The Ravens do, however, have holes to fill, and it might work to their advantage that this appears to be a deep draft for cornerbacks and wide receivers, their two most glaring needs. The Ravens haven't had much success drafting wide receivers in the past, but that doesn't mean they'll shy away from picking one this year if the right player is there.
"I don't think Ozzie has an aversion to taking a wide receiver in the first round," said NFL Network draft analyst Mike Mayock. "I think Ozzie's true to his board. I think the Ravens are as good as any team in the league at staying true to their board and not panicking. ... If you look at wide receiver and you look at corner, you say, 'Luckily this is a good year for both positions.' "

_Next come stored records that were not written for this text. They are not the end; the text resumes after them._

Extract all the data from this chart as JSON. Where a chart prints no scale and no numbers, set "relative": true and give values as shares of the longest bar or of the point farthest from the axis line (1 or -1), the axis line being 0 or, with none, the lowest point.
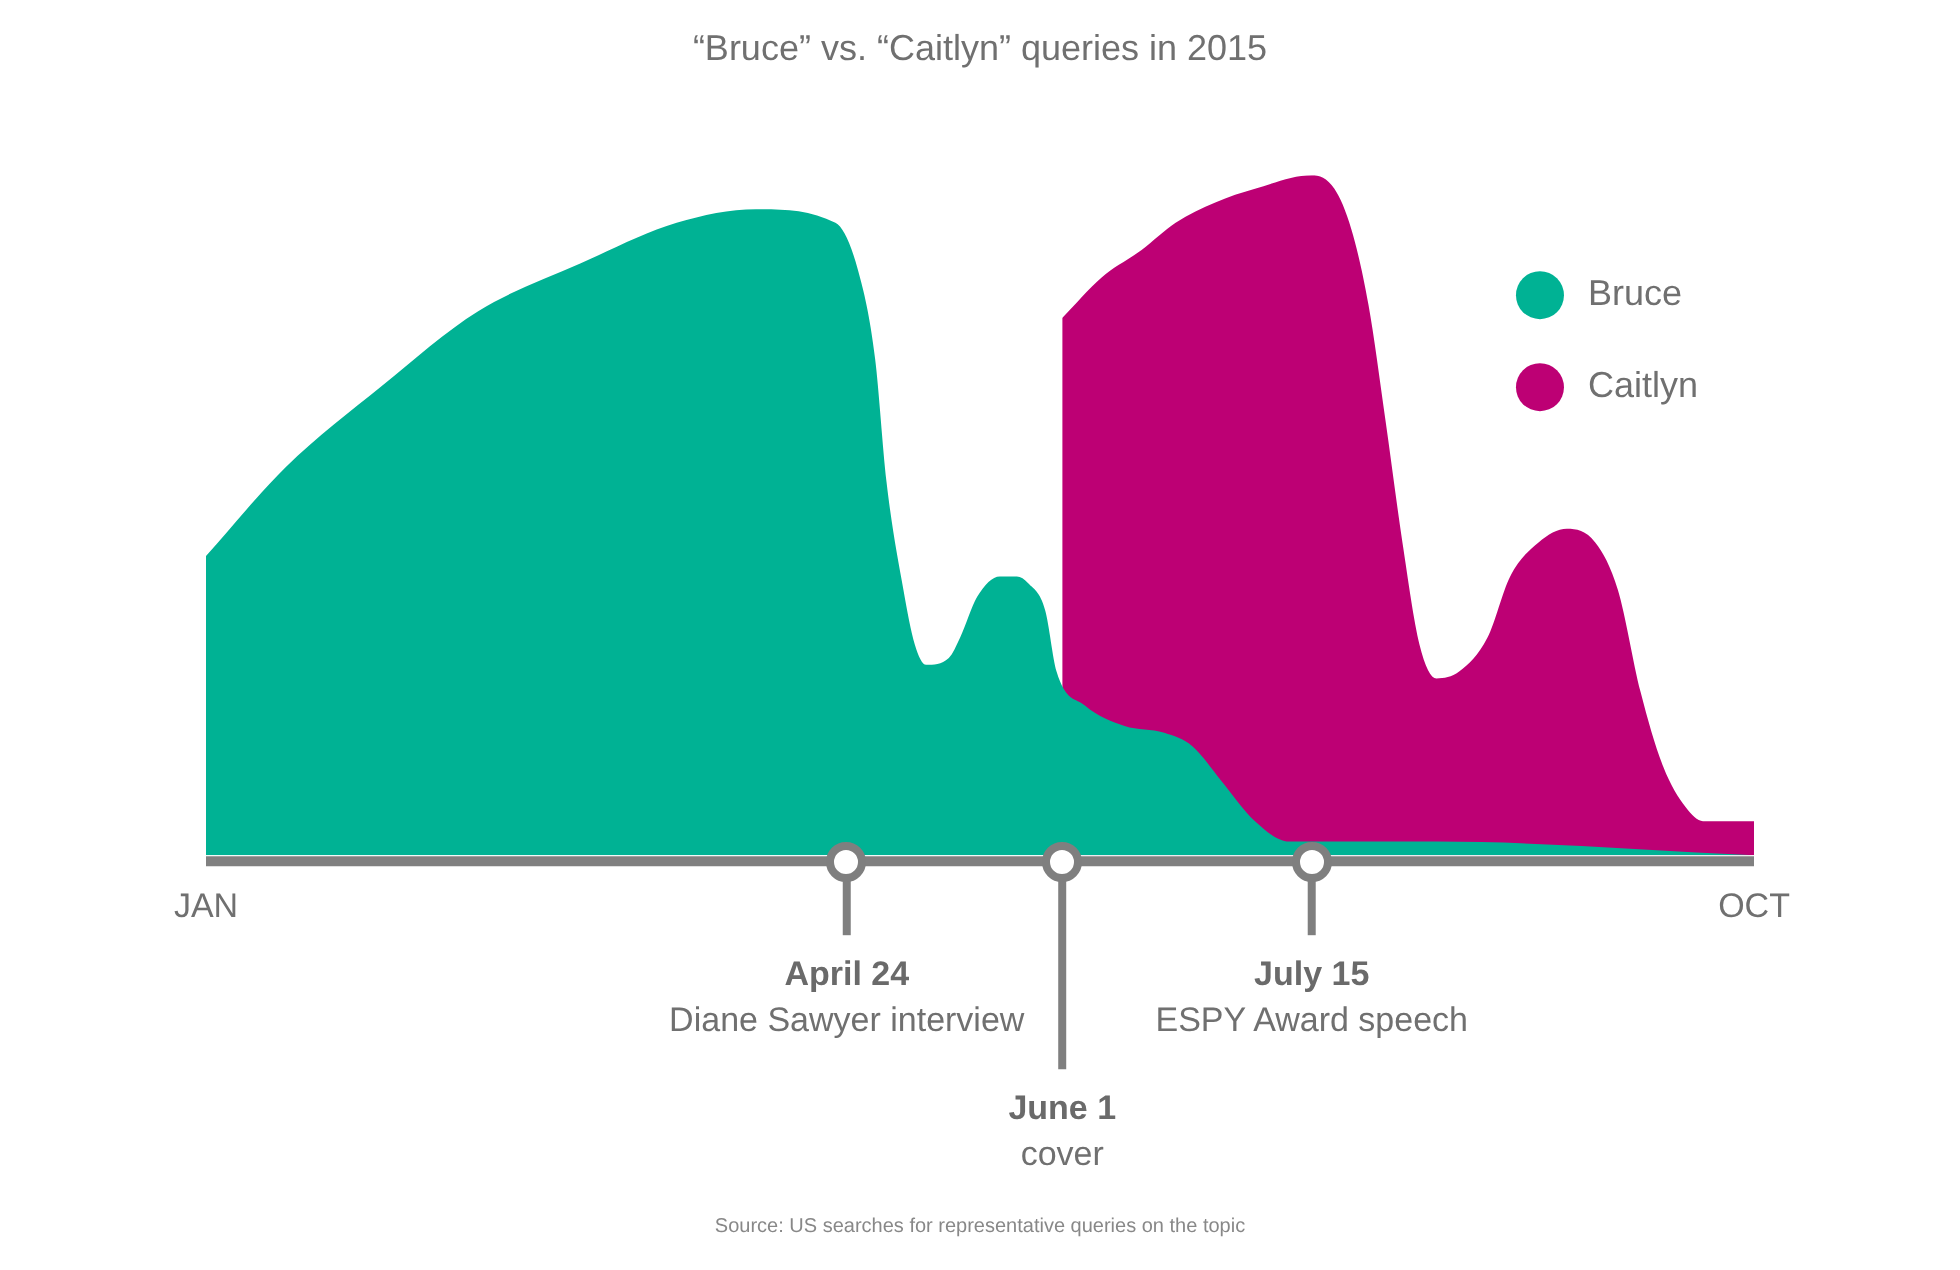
{
  "chart_data": {
    "type": "area",
    "title": "“Bruce” vs. “Caitlyn” queries in 2015",
    "relative": true,
    "xlim": [
      "2015-01-01",
      "2015-10-01"
    ],
    "xticks": [
      {
        "value": "2015-01-01",
        "label": "JAN"
      },
      {
        "value": "2015-10-01",
        "label": "OCT"
      }
    ],
    "legend": "top right",
    "series": [
      {
        "name": "Bruce",
        "color": "#00b294",
        "x": [
          "2015-01-01",
          "2015-01-15",
          "2015-02-01",
          "2015-02-18",
          "2015-03-08",
          "2015-03-25",
          "2015-04-08",
          "2015-04-22",
          "2015-04-26",
          "2015-04-29",
          "2015-05-01",
          "2015-05-04",
          "2015-05-06",
          "2015-05-08",
          "2015-05-12",
          "2015-05-14",
          "2015-05-17",
          "2015-05-21",
          "2015-05-24",
          "2015-05-26",
          "2015-05-29",
          "2015-05-31",
          "2015-06-05",
          "2015-06-12",
          "2015-06-19",
          "2015-06-24",
          "2015-06-29",
          "2015-07-05",
          "2015-07-11",
          "2015-08-06",
          "2015-10-01"
        ],
        "values": [
          0.44,
          0.57,
          0.69,
          0.8,
          0.87,
          0.93,
          0.95,
          0.93,
          0.86,
          0.73,
          0.55,
          0.39,
          0.31,
          0.28,
          0.29,
          0.32,
          0.38,
          0.41,
          0.41,
          0.4,
          0.36,
          0.27,
          0.22,
          0.19,
          0.18,
          0.16,
          0.11,
          0.05,
          0.02,
          0.02,
          0
        ]
      },
      {
        "name": "Caitlyn",
        "color": "#bd0074",
        "x": [
          "2015-06-01",
          "2015-06-08",
          "2015-06-15",
          "2015-06-21",
          "2015-06-28",
          "2015-07-05",
          "2015-07-15",
          "2015-07-19",
          "2015-07-22",
          "2015-07-25",
          "2015-07-28",
          "2015-07-31",
          "2015-08-03",
          "2015-08-06",
          "2015-08-10",
          "2015-08-15",
          "2015-08-19",
          "2015-08-24",
          "2015-08-29",
          "2015-09-03",
          "2015-09-07",
          "2015-09-11",
          "2015-09-15",
          "2015-09-19",
          "2015-09-22",
          "2015-10-01"
        ],
        "values": [
          0.79,
          0.85,
          0.89,
          0.93,
          0.96,
          0.98,
          1,
          0.98,
          0.92,
          0.81,
          0.64,
          0.46,
          0.31,
          0.26,
          0.27,
          0.32,
          0.41,
          0.46,
          0.48,
          0.46,
          0.39,
          0.24,
          0.13,
          0.07,
          0.05,
          0.05
        ]
      }
    ],
    "ref_lines": [
      {
        "axis": "x",
        "value": "2015-04-24",
        "label": "April 24",
        "color": "#7f7f7f"
      },
      {
        "axis": "x",
        "value": "2015-06-01",
        "label": "June 1",
        "color": "#7f7f7f"
      },
      {
        "axis": "x",
        "value": "2015-07-15",
        "label": "July 15",
        "color": "#7f7f7f"
      }
    ],
    "annotations": [
      "Diane Sawyer interview",
      "cover",
      "ESPY Award speech",
      "Source: US searches for representative queries on the topic"
    ]
  }
}
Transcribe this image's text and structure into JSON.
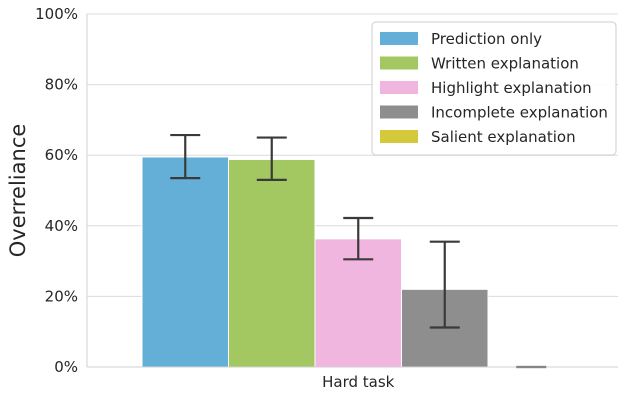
{
  "chart_data": {
    "type": "bar",
    "categories": [
      "Hard task"
    ],
    "ylabel": "Overreliance",
    "xlabel": "",
    "title": "",
    "ylim": [
      0,
      100
    ],
    "y_ticks": [
      "0%",
      "20%",
      "40%",
      "60%",
      "80%",
      "100%"
    ],
    "y_tick_values": [
      0,
      20,
      40,
      60,
      80,
      100
    ],
    "grid": "horizontal",
    "legend_position": "top-right",
    "series": [
      {
        "name": "Prediction only",
        "color": "#64afd8",
        "values": [
          59.5
        ],
        "error_low": [
          53.5
        ],
        "error_high": [
          65.7
        ]
      },
      {
        "name": "Written explanation",
        "color": "#a3c862",
        "values": [
          58.8
        ],
        "error_low": [
          53.0
        ],
        "error_high": [
          65.0
        ]
      },
      {
        "name": "Highlight explanation",
        "color": "#f0b6df",
        "values": [
          36.3
        ],
        "error_low": [
          30.5
        ],
        "error_high": [
          42.2
        ]
      },
      {
        "name": "Incomplete explanation",
        "color": "#8e8e8e",
        "values": [
          22.0
        ],
        "error_low": [
          11.2
        ],
        "error_high": [
          35.5
        ]
      },
      {
        "name": "Salient explanation",
        "color": "#d4c93a",
        "values": [
          0
        ],
        "error_low": [
          0
        ],
        "error_high": [
          0
        ]
      }
    ]
  }
}
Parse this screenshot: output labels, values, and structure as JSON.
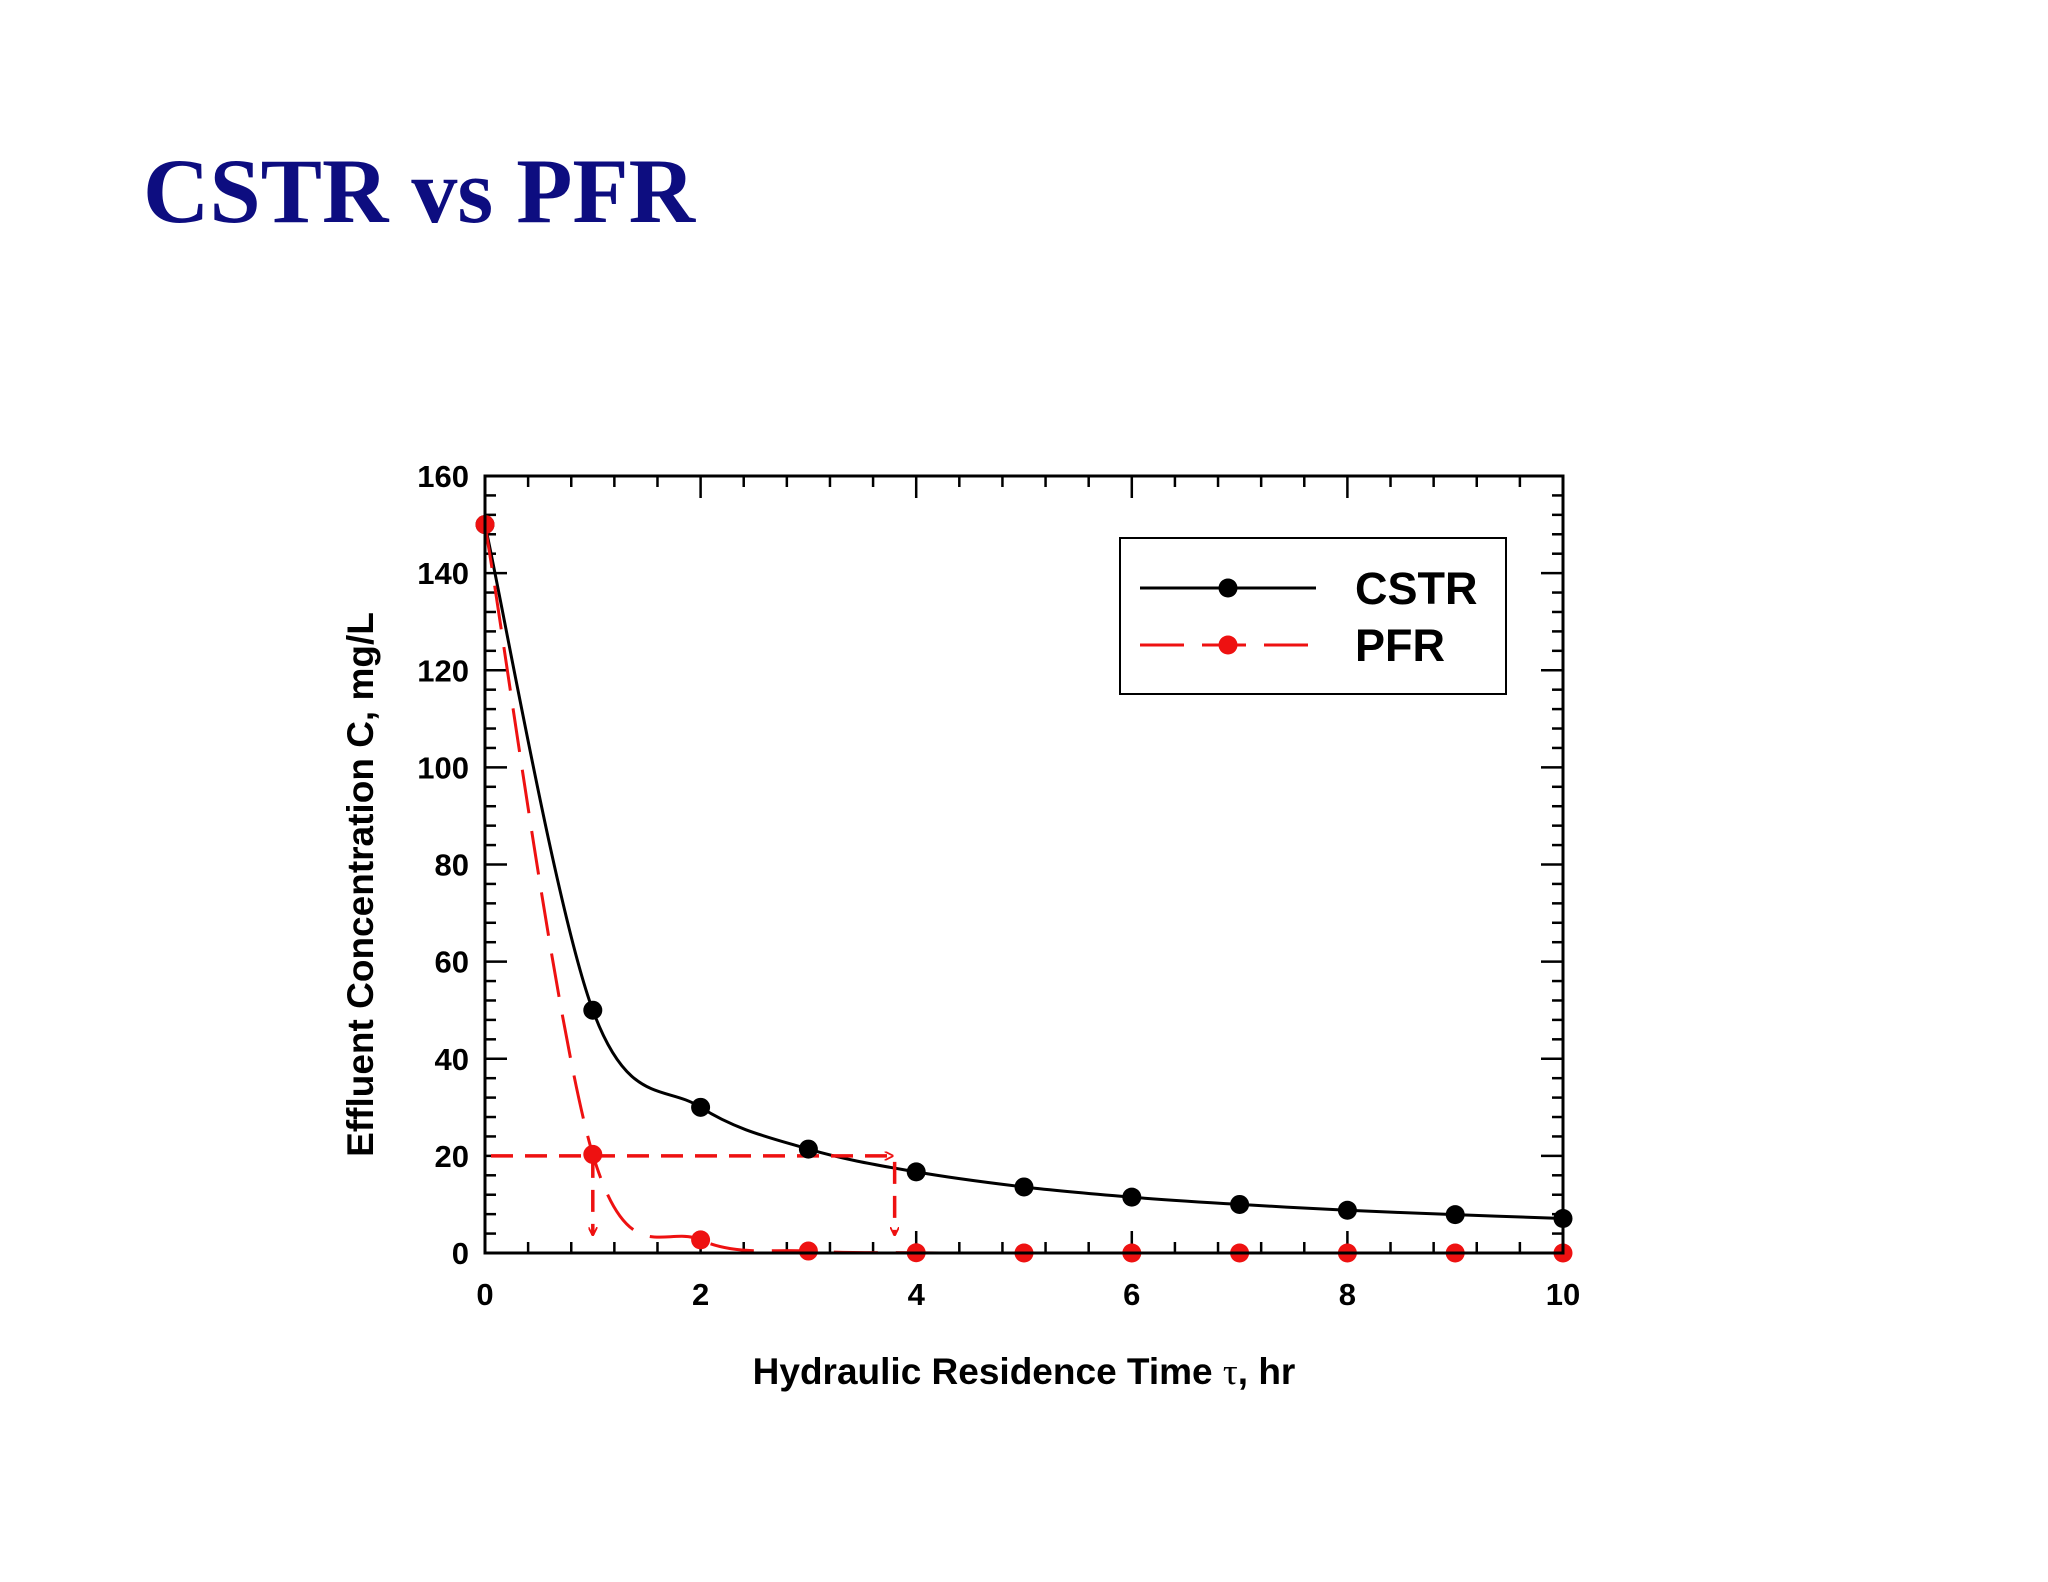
{
  "slide": {
    "title": "CSTR vs PFR"
  },
  "chart_data": {
    "type": "line",
    "xlabel": "Hydraulic Residence Time τ, hr",
    "xlabel_parts": {
      "before": "Hydraulic Residence Time ",
      "symbol": "τ",
      "after": ", hr"
    },
    "ylabel": "Effluent Concentration C, mg/L",
    "xlim": [
      0,
      10
    ],
    "ylim": [
      0,
      160
    ],
    "xticks": [
      0,
      2,
      4,
      6,
      8,
      10
    ],
    "yticks": [
      0,
      20,
      40,
      60,
      80,
      100,
      120,
      140,
      160
    ],
    "grid": false,
    "legend_position": "top-right",
    "series": [
      {
        "name": "CSTR",
        "color": "#000000",
        "line_style": "solid",
        "x": [
          0,
          1,
          2,
          3,
          4,
          5,
          6,
          7,
          8,
          9,
          10
        ],
        "y": [
          150,
          50,
          30,
          21.4,
          16.7,
          13.6,
          11.5,
          10,
          8.8,
          7.9,
          7.1
        ]
      },
      {
        "name": "PFR",
        "color": "#ee1111",
        "line_style": "dashed",
        "x": [
          0,
          1,
          2,
          3,
          4,
          5,
          6,
          7,
          8,
          9,
          10
        ],
        "y": [
          150,
          20.3,
          2.7,
          0.4,
          0.05,
          0,
          0,
          0,
          0,
          0,
          0
        ]
      }
    ],
    "annotations": [
      {
        "type": "dashed-arrow",
        "color": "#ee1111",
        "description": "horizontal reference at C = 20 from the y-axis, with drop arrows at τ = 1 (PFR) and τ = 3.8 (CSTR)",
        "level": 20,
        "x_pfr": 1,
        "x_cstr": 3.8
      }
    ]
  }
}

So whom are the Ravens targeting? There is a good chance they'll be keeping a close eye on wide receivers Arrelious Benn (6 feet 2, 220 pounds) from Illinois and Demaryius Thomas (6-3, 224) from Georgia Tech; Oklahoma tight end Jermaine Gresham; and cornerbacks Kyle Wilson of Boise State and Patrick Robinson of Florida State. Although none of them, outside of Gresham, are considered the top prospect at their positions, they're talented players who could be available with the 25th pick of the first round.
DeCosta said that, typically, Ravens officials will go to the combine with their minds mostly made up. The scouts already know whom they want.
"We fall in love with guys every year," DeCosta said. "Sometimes you get them; sometimes you don't. Sometimes you do get them and they don't pan out, and other times they do. That's the beauty in scouting."
In some respects, the combine is a chance for the coaching staff to get to interview players the scouts have already targeted, evaluate them, and watch them compete against everyone else in a controlled environment. If the coaches agree with the scouts' take, they'll bring the player in for more interviews and bring him to Baltimore for a private workout. But there are occasional surprises.